Pendiri Keterlibatan dan Pengembangan Muslim (MEND), Sufyan Ismail menuturkan, “Unit Respon Islamophobia kami telah melihat peningkatan yang cukup besar kasus kejahatan rasial yang dilaporkan kepada kami; banyak Muslim merasa lebih rentan dari sebelumnya."
“Kami sudah menangani 23 kasus sejak serangan April 2016 saja yang mencakup; serangan terhadap Muslim di angkutan umum, pemecatan mereka oleh perusahaan-perusahaan besar, dan penolakan terhadap fasilitas ibadah siswa Muslim di sejumlah sekolah," jelasnya.

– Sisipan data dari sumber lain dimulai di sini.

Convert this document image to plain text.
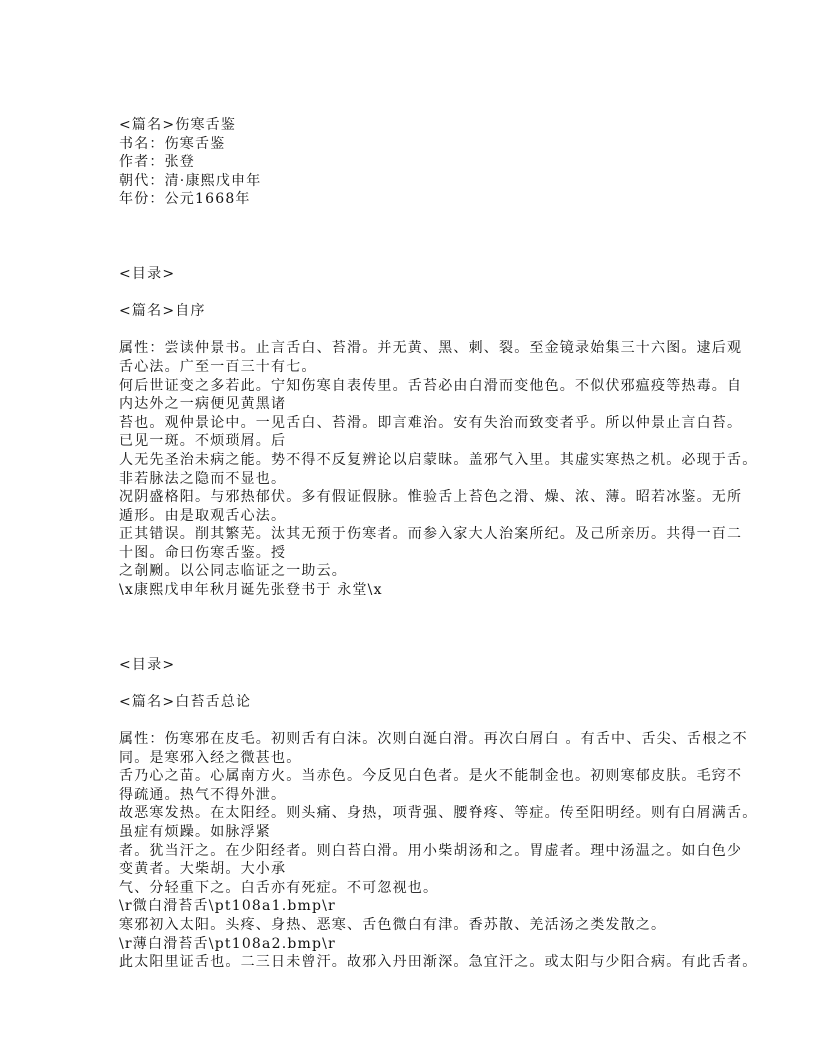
<篇名>伤寒舌鉴
书名：伤寒舌鉴
作者：张登
朝代：清·康熙戊申年
年份：公元1668年
<目录>
<篇名>自序
属性：尝读仲景书。止言舌白、苔滑。并无黄、黑、刺、裂。至金镜录始集三十六图。逮后观
舌心法。广至一百三十有七。
何后世证变之多若此。宁知伤寒自表传里。舌苔必由白滑而变他色。不似伏邪瘟疫等热毒。自
内达外之一病便见黄黑诸
苔也。观仲景论中。一见舌白、苔滑。即言难治。安有失治而致变者乎。所以仲景止言白苔。
已见一斑。不烦琐屑。后
人无先圣治未病之能。势不得不反复辨论以启蒙昧。盖邪气入里。其虚实寒热之机。必现于舌。
非若脉法之隐而不显也。
况阴盛格阳。与邪热郁伏。多有假证假脉。惟验舌上苔色之滑、燥、浓、薄。昭若冰鉴。无所
遁形。由是取观舌心法。
正其错误。削其繁芜。汰其无预于伤寒者。而参入家大人治案所纪。及己所亲历。共得一百二
十图。命曰伤寒舌鉴。授
之剞劂。以公同志临证之一助云。
\x康熙戊申年秋月诞先张登书于 永堂\x
<目录>
<篇名>白苔舌总论
属性：伤寒邪在皮毛。初则舌有白沫。次则白涎白滑。再次白屑白 。有舌中、舌尖、舌根之不
同。是寒邪入经之微甚也。
舌乃心之苗。心属南方火。当赤色。今反见白色者。是火不能制金也。初则寒郁皮肤。毛窍不
得疏通。热气不得外泄。
故恶寒发热。在太阳经。则头痛、身热，项背强、腰脊疼、等症。传至阳明经。则有白屑满舌。
虽症有烦躁。如脉浮紧
者。犹当汗之。在少阳经者。则白苔白滑。用小柴胡汤和之。胃虚者。理中汤温之。如白色少
变黄者。大柴胡。大小承
气、分轻重下之。白舌亦有死症。不可忽视也。
\r微白滑苔舌\pt108a1.bmp\r
寒邪初入太阳。头疼、身热、恶寒、舌色微白有津。香苏散、羌活汤之类发散之。
\r薄白滑苔舌\pt108a2.bmp\r
此太阳里证舌也。二三日未曾汗。故邪入丹田渐深。急宜汗之。或太阳与少阳合病。有此舌者。
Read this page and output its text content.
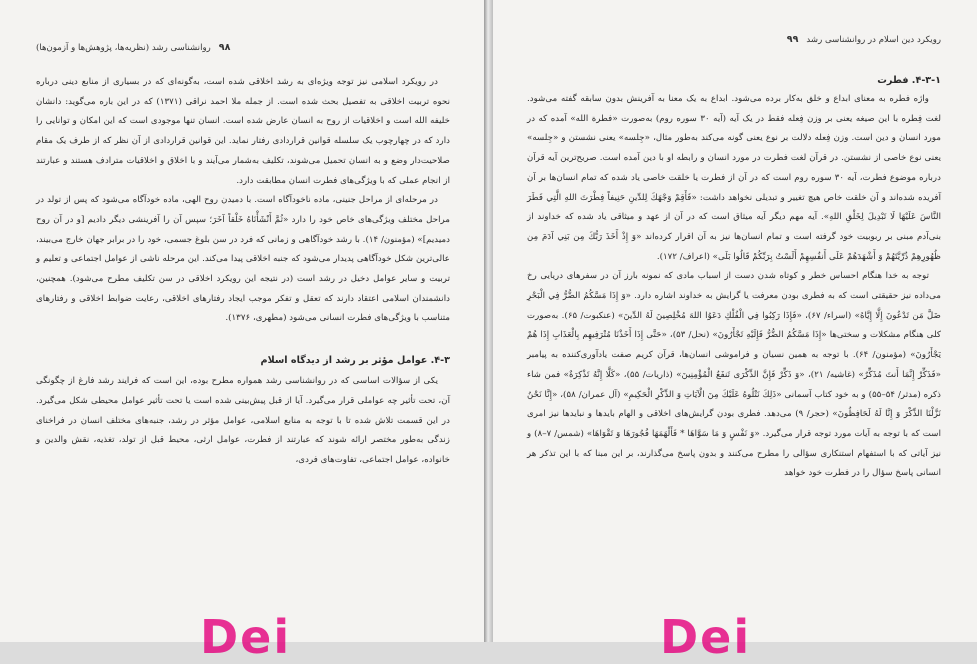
۹۸
روانشناسی رشد (نظریه‌ها، پژوهش‌ها و آزمون‌ها)

در رویکرد اسلامی نیز توجه ویژه‌ای به رشد اخلاقی شده است، به‌گونه‌ای که در بسیاری از منابع دینی درباره نحوه تربیت اخلاقی به تفصیل بحث شده است. از جمله ملا احمد نراقی (۱۳۷۱) که در این باره می‌گوید: دانشان خلیفه الله است و اخلاقیات از روح به انسان عارض شده است. انسان تنها موجودی است که این امکان و توانایی را دارد که در چهارچوب یک سلسله قوانین قراردادی رفتار نماید. این قوانین قراردادی از آن نظر که از طرف یک مقام صلاحیت‌دار وضع و به انسان تحمیل می‌شوند، تکلیف به‌شمار می‌آیند و با اخلاق و اخلاقیات مترادف هستند و عبارتند از انجام عملی که با ویژگی‌های فطرت انسان مطابقت دارد.

در مرحله‌ای از مراحل جنینی، ماده ناخودآگاه است. با دمیدن روح الهی، ماده خودآگاه می‌شود که پس از تولد در مراحل مختلف ویژگی‌های خاص خود را دارد «ثُمَّ أَنْشَأْنَاهُ خَلْقاً آخَرَ؛ سپس آن را آفرینشی دیگر دادیم [و در آن روح دمیدیم]» (مؤمنون/ ۱۴). با رشد خودآگاهی و زمانی که فرد در سن بلوغ جسمی، خود را در برابر جهان خارج می‌بیند، عالی‌ترین شکل خودآگاهی پدیدار می‌شود که جنبه اخلاقی پیدا می‌کند. این مرحله ناشی از عوامل اجتماعی و تعلیم و تربیت و سایر عوامل دخیل در رشد است (در نتیجه این رویکرد اخلاقی در سن تکلیف مطرح می‌شود). همچنین، دانشمندان اسلامی اعتقاد دارند که تعقل و تفکر موجب ایجاد رفتارهای اخلاقی، رعایت ضوابط اخلاقی و رفتارهای متناسب با ویژگی‌های فطرت انسانی می‌شود (مطهری، ۱۳۷۶).

۴-۳. عوامل مؤثر بر رشد از دیدگاه اسلام

یکی از سؤالات اساسی که در روانشناسی رشد همواره مطرح بوده، این است که فرایند رشد فارغ از چگونگی آن، تحت تأثیر چه عواملی قرار می‌گیرد. آیا از قبل پیش‌بینی شده است یا تحت تأثیر عوامل محیطی شکل می‌گیرد. در این قسمت تلاش شده تا با توجه به منابع اسلامی، عوامل مؤثر در رشد، جنبه‌های مختلف انسان در فراخنای زندگی به‌طور مختصر ارائه شوند که عبارتند از فطرت، عوامل ارثی، محیط قبل از تولد، تغذیه، نقش والدین و خانواده، عوامل اجتماعی، تفاوت‌های فردی،

رویکرد دین اسلام در روانشناسی رشد
۹۹
۴-۳-۱. فطرت

واژه فطره به معنای ابداع و خلق به‌کار برده می‌شود. ابداع به یک معنا به آفرینش بدون سابقه گفته می‌شود. لغت فِطره با این صیغه یعنی بر وزن فِعله فقط در یک آیه (آیه ۳۰ سوره روم) به‌صورت «فطرة الله» آمده که در مورد انسان و دین است. وزن فِعله دلالت بر نوع یعنی گونه می‌کند به‌طور مثال، «جِلسه» یعنی نشستن و «جِلسه» یعنی نوع خاصی از نشستن. در قرآن لغت فطرت در مورد انسان و رابطه او با دین آمده است. صریح‌ترین آیه قرآن درباره موضوع فطرت، آیه ۳۰ سوره روم است که در آن از فطرت یا خلقت خاصی یاد شده که تمام انسان‌ها بر آن آفریده شده‌اند و آن خلقت خاص هیچ تغییر و تبدیلی نخواهد داشت: «فَأَقِمْ وَجْهَكَ لِلدِّينِ حَنِيفاً فِطْرَتَ اللهِ الَّتِي فَطَرَ النَّاسَ عَلَيْهَا لَا تَبْدِيلَ لِخَلْقِ اللهِ». آیه مهم دیگر آیه میثاق است که در آن از عهد و میثاقی یاد شده که خداوند از بنی‌آدم مبنی بر ربوبیت خود گرفته است و تمام انسان‌ها نیز به آن اقرار کرده‌اند «وَ إِذْ أَخَذَ رَبُّكَ مِن بَنِي آدَمَ مِن ظُهُورِهِمْ ذُرِّيَّتَهُمْ وَ أَشْهَدَهُمْ عَلَى أَنفُسِهِمْ أَلَسْتُ بِرَبِّكُمْ قَالُوا بَلَى» (اعراف/ ۱۷۲).

توجه به خدا هنگام احساس خطر و کوتاه شدن دست از اسباب مادی که نمونه بارز آن در سفرهای دریایی رخ می‌داده نیز حقیقتی است که به فطری بودن معرفت یا گرایش به خداوند اشاره دارد. «وَ إِذَا مَسَّكُمُ الضُّرُّ فِي الْبَحْرِ ضَلَّ مَن تَدْعُونَ إِلَّا إِيَّاهُ» (اسراء/ ۶۷)، «فَإِذَا رَكِبُوا فِي الْفُلْكِ دَعَوُا اللهَ مُخْلِصِينَ لَهُ الدِّينَ» (عنکبوت/ ۶۵). به‌صورت کلی هنگام مشکلات و سختی‌ها «إِذَا مَسَّكُمُ الضُّرُّ فَإِلَيْهِ تَجْأَرُونَ» (نحل/ ۵۳)، «حَتَّى إِذَا أَخَذْنَا مُتْرَفِيهِم بِالْعَذَابِ إِذَا هُمْ يَجْأَرُونَ» (مؤمنون/ ۶۴). با توجه به همین نسیان و فراموشی انسان‌ها، قرآن کریم صفت یادآوری‌کننده به پیامبر «فَذَكِّرْ إِنَّمَا أَنتَ مُذَكِّرٌ» (غاشیه/ ۲۱)، «وَ ذَكِّرْ فَإِنَّ الذِّكْرَى تَنفَعُ الْمُؤْمِنِينَ» (ذاریات/ ۵۵)، «كَلَّا إِنَّهُ تَذْكِرَةٌ» فمن شاء ذکره (مدثر/ ۵۴–۵۵) و به خود کتاب آسمانی «ذَلِكَ نَتْلُوهُ عَلَيْكَ مِنَ الْآيَاتِ وَ الذِّكْرِ الْحَكِيمِ» (آل عمران/ ۵۸)، «إِنَّا نَحْنُ نَزَّلْنَا الذِّكْرَ وَ إِنَّا لَهُ لَحَافِظُونَ» (حجر/ ۹) می‌دهد. فطری بودن گرایش‌های اخلاقی و الهام بایدها و نبایدها نیز امری است که با توجه به آیات مورد توجه قرار می‌گیرد. «وَ نَفْسٍ وَ مَا سَوَّاهَا * فَأَلْهَمَهَا فُجُورَهَا وَ تَقْوَاهَا» (شمس/ ۷–۸) و نیز آیاتی که با استفهام استنکاری سؤالی را مطرح می‌کنند و بدون پاسخ می‌گذارند، بر این مبنا که با این تذکر هر انسانی پاسخ سؤال را در فطرت خود خواهد

Dei	Dei
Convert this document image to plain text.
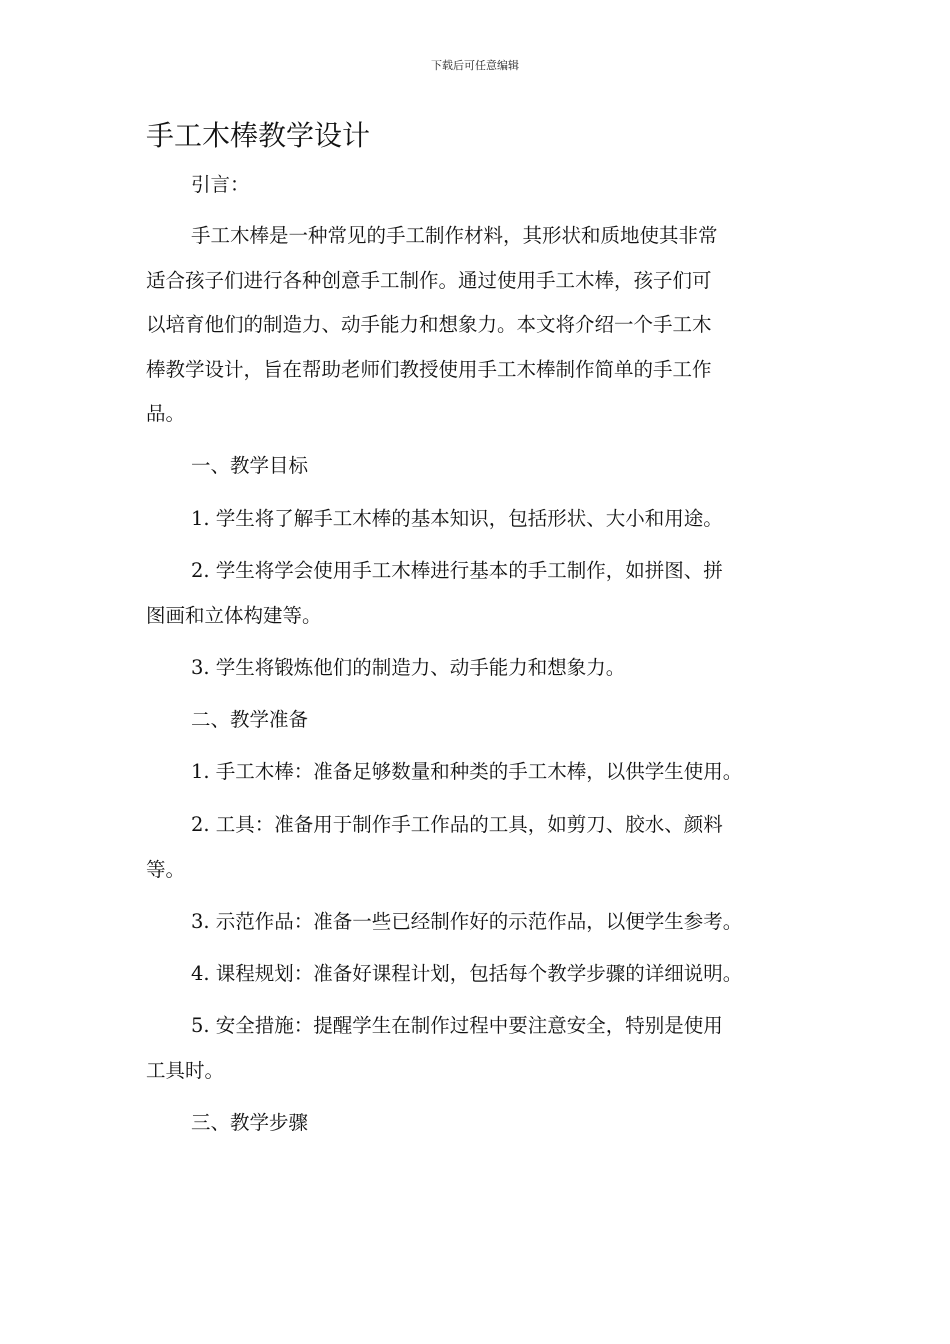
下载后可任意编辑
手工木棒教学设计

引言：

手工木棒是一种常见的手工制作材料，其形状和质地使其非常
适合孩子们进行各种创意手工制作。通过使用手工木棒，孩子们可
以培育他们的制造力、动手能力和想象力。本文将介绍一个手工木
棒教学设计，旨在帮助老师们教授使用手工木棒制作简单的手工作
品。

一、教学目标

1. 学生将了解手工木棒的基本知识，包括形状、大小和用途。

2. 学生将学会使用手工木棒进行基本的手工制作，如拼图、拼
图画和立体构建等。

3. 学生将锻炼他们的制造力、动手能力和想象力。

二、教学准备

1. 手工木棒：准备足够数量和种类的手工木棒，以供学生使用。

2. 工具：准备用于制作手工作品的工具，如剪刀、胶水、颜料
等。

3. 示范作品：准备一些已经制作好的示范作品，以便学生参考。

4. 课程规划：准备好课程计划，包括每个教学步骤的详细说明。

5. 安全措施：提醒学生在制作过程中要注意安全，特别是使用
工具时。

三、教学步骤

Perilaku diskriminatif dan rasis terhadap warga Muslim juga meningkat di negara-negara lain Eropa. Salah satu indikator kenaikan ini adalah pertumbuhan kubu sayap kanan ekstrim, kelompok rasis, dan anti-Muslim. Namun, pemerintah-pemerintah Barat tidak berbuat apapun untuk meredam kampanye Islamophobia.
Meski Barat menganggap terorisme sebagai ancaman terbesar bagi keamanannya, tetapi pada prakteknya mereka justru menjalankan kebijakan yang memperkuat dan menyebarkan terorisme dan radikalisme.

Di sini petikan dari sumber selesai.